In reality, Congress and administrations have for decades—under both Republican and Democratic presidents—negotiated over or included spending and budget reforms as a part of debt-ceiling increases.
Hatch presents his case as if he is rebutting Obama. He’s not. It is true that Congress has on occasion negotiated over budget changes “as part of debt-ceiling increases.” What does that mean? It means that when Congress makes a change in budget policy, it often appends a debt-ceiling increase to that. It does not mean that Congress has negotiated over whether to increase the debt ceiling.
Since Ronald Reagan’s inauguration, Congress has lifted the debt ceiling 45 times. Only a handful of those debt-ceiling hikes included any changes to budget policy. The historic rule has always been that, when the debt ceiling needs to be raised, Congress raises it without extracting concessions in return. If the two parties happen to be negotiating budget policy, they do it on a separate track and append the debt-ceiling increase to the final vote.
Of course, 2011 represents a break from the pattern. That is the one time Congress actually used the debt ceiling as a bargaining chip. From the Republican point of view, it was a satisfying experience, resulting in a trillion and a half dollars' worth of spending cuts. The threat of default cost the government almost $19 billion directly in the form of higher interest payments, and cost the economy far more by shaking confidence:
And that was without default. Annie Lowery reports that a debt-ceiling breach could have potentially massive effects on the world economy — hundreds of billions of dollars, and possibly worse.
Republicans see the magnitude of a debt-ceiling breach as a reason to believe Obama will eventually negotiate. It’s actually a reason to believe he won’t.
The meta-conflict over whether the debt ceiling ought to be held hostage, or simply raised, has implications that extend well beyond the actual demands at hand. If Obama agrees to trade policy concessions for a debt-ceiling hike, he will permanently enshrine debt-ceiling hostage dramas in the practical functioning of American government.
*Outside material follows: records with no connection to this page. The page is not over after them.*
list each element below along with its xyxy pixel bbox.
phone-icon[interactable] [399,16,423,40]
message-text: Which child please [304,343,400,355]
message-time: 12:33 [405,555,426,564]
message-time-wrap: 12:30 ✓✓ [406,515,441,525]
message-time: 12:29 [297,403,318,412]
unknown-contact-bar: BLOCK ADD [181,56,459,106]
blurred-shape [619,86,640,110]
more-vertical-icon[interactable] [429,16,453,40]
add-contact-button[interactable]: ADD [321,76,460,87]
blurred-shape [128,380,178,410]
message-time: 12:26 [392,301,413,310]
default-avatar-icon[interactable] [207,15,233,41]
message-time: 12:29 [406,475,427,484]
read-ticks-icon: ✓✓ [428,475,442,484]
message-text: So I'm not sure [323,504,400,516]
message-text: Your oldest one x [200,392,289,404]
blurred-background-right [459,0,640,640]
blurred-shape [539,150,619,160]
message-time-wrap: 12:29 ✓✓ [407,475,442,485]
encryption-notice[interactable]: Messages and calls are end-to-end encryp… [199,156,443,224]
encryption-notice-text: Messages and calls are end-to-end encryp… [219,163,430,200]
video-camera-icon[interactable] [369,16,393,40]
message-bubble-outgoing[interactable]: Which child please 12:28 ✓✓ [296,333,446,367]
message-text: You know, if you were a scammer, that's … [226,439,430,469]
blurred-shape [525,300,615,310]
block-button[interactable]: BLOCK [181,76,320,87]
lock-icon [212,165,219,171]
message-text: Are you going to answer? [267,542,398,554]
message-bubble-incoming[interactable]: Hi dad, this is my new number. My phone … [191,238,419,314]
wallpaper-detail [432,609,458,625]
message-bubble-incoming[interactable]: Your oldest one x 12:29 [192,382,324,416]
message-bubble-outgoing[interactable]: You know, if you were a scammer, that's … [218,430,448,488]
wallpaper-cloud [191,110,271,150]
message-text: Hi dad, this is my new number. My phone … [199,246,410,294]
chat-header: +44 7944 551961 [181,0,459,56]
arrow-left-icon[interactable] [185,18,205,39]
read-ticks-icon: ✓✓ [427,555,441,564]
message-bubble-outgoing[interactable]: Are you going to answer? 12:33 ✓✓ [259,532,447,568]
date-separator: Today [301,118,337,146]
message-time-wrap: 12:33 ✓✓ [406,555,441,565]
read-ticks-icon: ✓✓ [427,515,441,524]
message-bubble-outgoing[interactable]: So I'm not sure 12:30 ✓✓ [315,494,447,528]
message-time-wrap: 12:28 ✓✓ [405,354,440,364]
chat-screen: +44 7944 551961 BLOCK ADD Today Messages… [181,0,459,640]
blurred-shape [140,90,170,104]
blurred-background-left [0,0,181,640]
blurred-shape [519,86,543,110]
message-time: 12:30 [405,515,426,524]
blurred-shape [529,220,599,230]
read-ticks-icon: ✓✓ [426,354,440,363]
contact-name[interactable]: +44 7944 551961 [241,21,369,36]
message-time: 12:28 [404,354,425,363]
That means not only will unscrupulous opposition parties be able to wring concessions from himself and future presidents, but eventually a negotiating snag will trigger a real default.
This is what Obama meant when he said that enshrining the debt-ceiling hostage drama would alter “the constitutional structure of this government.” It would fundamentally change the country’s governing norms, permanently placing new and destructive power in the hands of Congress.
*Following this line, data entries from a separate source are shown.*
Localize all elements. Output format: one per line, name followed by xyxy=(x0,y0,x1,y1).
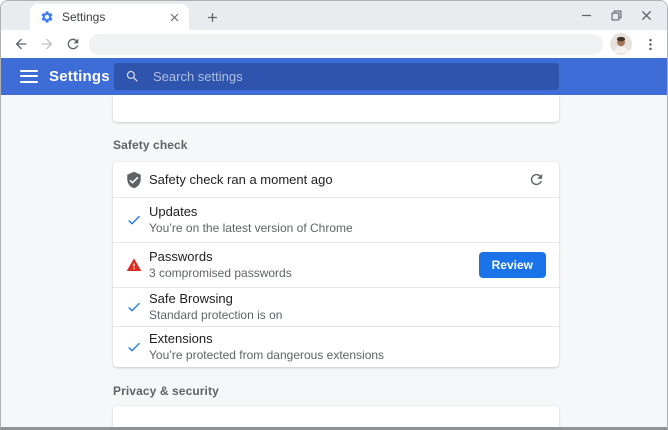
address-bar[interactable] xyxy=(89,34,603,55)
safety-item-updates[interactable]: Updates You’re on the latest version of … xyxy=(113,198,559,243)
tab-settings[interactable]: Settings xyxy=(30,4,189,30)
check-icon xyxy=(125,339,143,355)
restore-button[interactable] xyxy=(601,1,631,30)
item-subtitle: You’re protected from dangerous extensio… xyxy=(149,348,546,363)
new-tab-button[interactable] xyxy=(199,4,225,30)
safety-check-status-text: Safety check ran a moment ago xyxy=(149,172,524,187)
settings-search-box[interactable] xyxy=(114,63,559,90)
page-title: Settings xyxy=(49,68,110,85)
item-title: Updates xyxy=(149,204,546,220)
gear-icon xyxy=(40,10,54,24)
check-icon xyxy=(125,299,143,315)
tab-title: Settings xyxy=(62,10,167,24)
browser-window: Settings xyxy=(0,0,668,430)
refresh-icon[interactable] xyxy=(524,168,548,192)
item-title: Passwords xyxy=(149,249,479,265)
reload-icon[interactable] xyxy=(60,32,86,56)
back-icon[interactable] xyxy=(8,32,34,56)
menu-dots-icon[interactable] xyxy=(640,32,660,56)
url-input[interactable] xyxy=(101,36,591,52)
section-label-privacy-security: Privacy & security xyxy=(113,384,559,398)
item-title: Safe Browsing xyxy=(149,291,546,307)
browser-toolbar xyxy=(1,30,667,58)
settings-header: Settings xyxy=(1,58,667,95)
tab-close-icon[interactable] xyxy=(167,10,181,24)
safety-item-passwords[interactable]: Passwords 3 compromised passwords Review xyxy=(113,243,559,288)
item-subtitle: You’re on the latest version of Chrome xyxy=(149,221,546,236)
window-controls xyxy=(571,1,661,30)
shield-check-icon xyxy=(125,171,143,189)
hamburger-menu-icon[interactable] xyxy=(20,70,38,83)
check-icon xyxy=(125,212,143,228)
section-label-safety-check: Safety check xyxy=(113,138,559,152)
previous-section-card xyxy=(113,95,559,122)
safety-check-card: Safety check ran a moment ago Updates Yo… xyxy=(113,162,559,367)
close-window-button[interactable] xyxy=(631,1,661,30)
search-icon xyxy=(125,69,140,84)
search-input[interactable] xyxy=(151,68,548,85)
tab-strip: Settings xyxy=(1,1,667,30)
avatar[interactable] xyxy=(610,33,632,55)
item-subtitle: 3 compromised passwords xyxy=(149,266,479,281)
settings-content: Safety check Safety check ran a moment a… xyxy=(1,95,667,427)
item-title: Extensions xyxy=(149,331,546,347)
privacy-security-card xyxy=(113,406,559,427)
item-subtitle: Standard protection is on xyxy=(149,308,546,323)
minimize-button[interactable] xyxy=(571,1,601,30)
safety-check-status-row: Safety check ran a moment ago xyxy=(113,162,559,198)
review-button[interactable]: Review xyxy=(479,252,546,278)
safety-item-safe-browsing[interactable]: Safe Browsing Standard protection is on xyxy=(113,288,559,327)
warning-icon xyxy=(125,257,143,273)
safety-item-extensions[interactable]: Extensions You’re protected from dangero… xyxy=(113,327,559,367)
forward-icon[interactable] xyxy=(34,32,60,56)
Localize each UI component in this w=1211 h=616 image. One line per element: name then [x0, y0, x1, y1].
What’s more, Obama has placed his credibility on the line publicly by insisting he will not negotiate the debt ceiling. By doing so, he has essentially blocked off his own escape route. Folding would destroy his negotiating credibility in general and specifically make it impossible for him to stop a future debt-ceiling ransom. Not only are the Republicans’ absurdly grandiose debt-ceiling demands unacceptable — they’re currently calling for Obama to essentially accede to the entire Republican fiscal and regulatory agenda in addition to destroying his health-care law — but any demands are unacceptable.
The incentive structure for Obama is therefore such that a debt-ceiling breach, while terrible, is better than trading something to prevent one. But it’s not clear if Republicans actually don’t understand Obama’s incentive structure or are merely pretending not to understand it. Terrible though it may be, a default may actually be necessary to preserve the constitutional structure of American government and the rest of Obama’s presidency.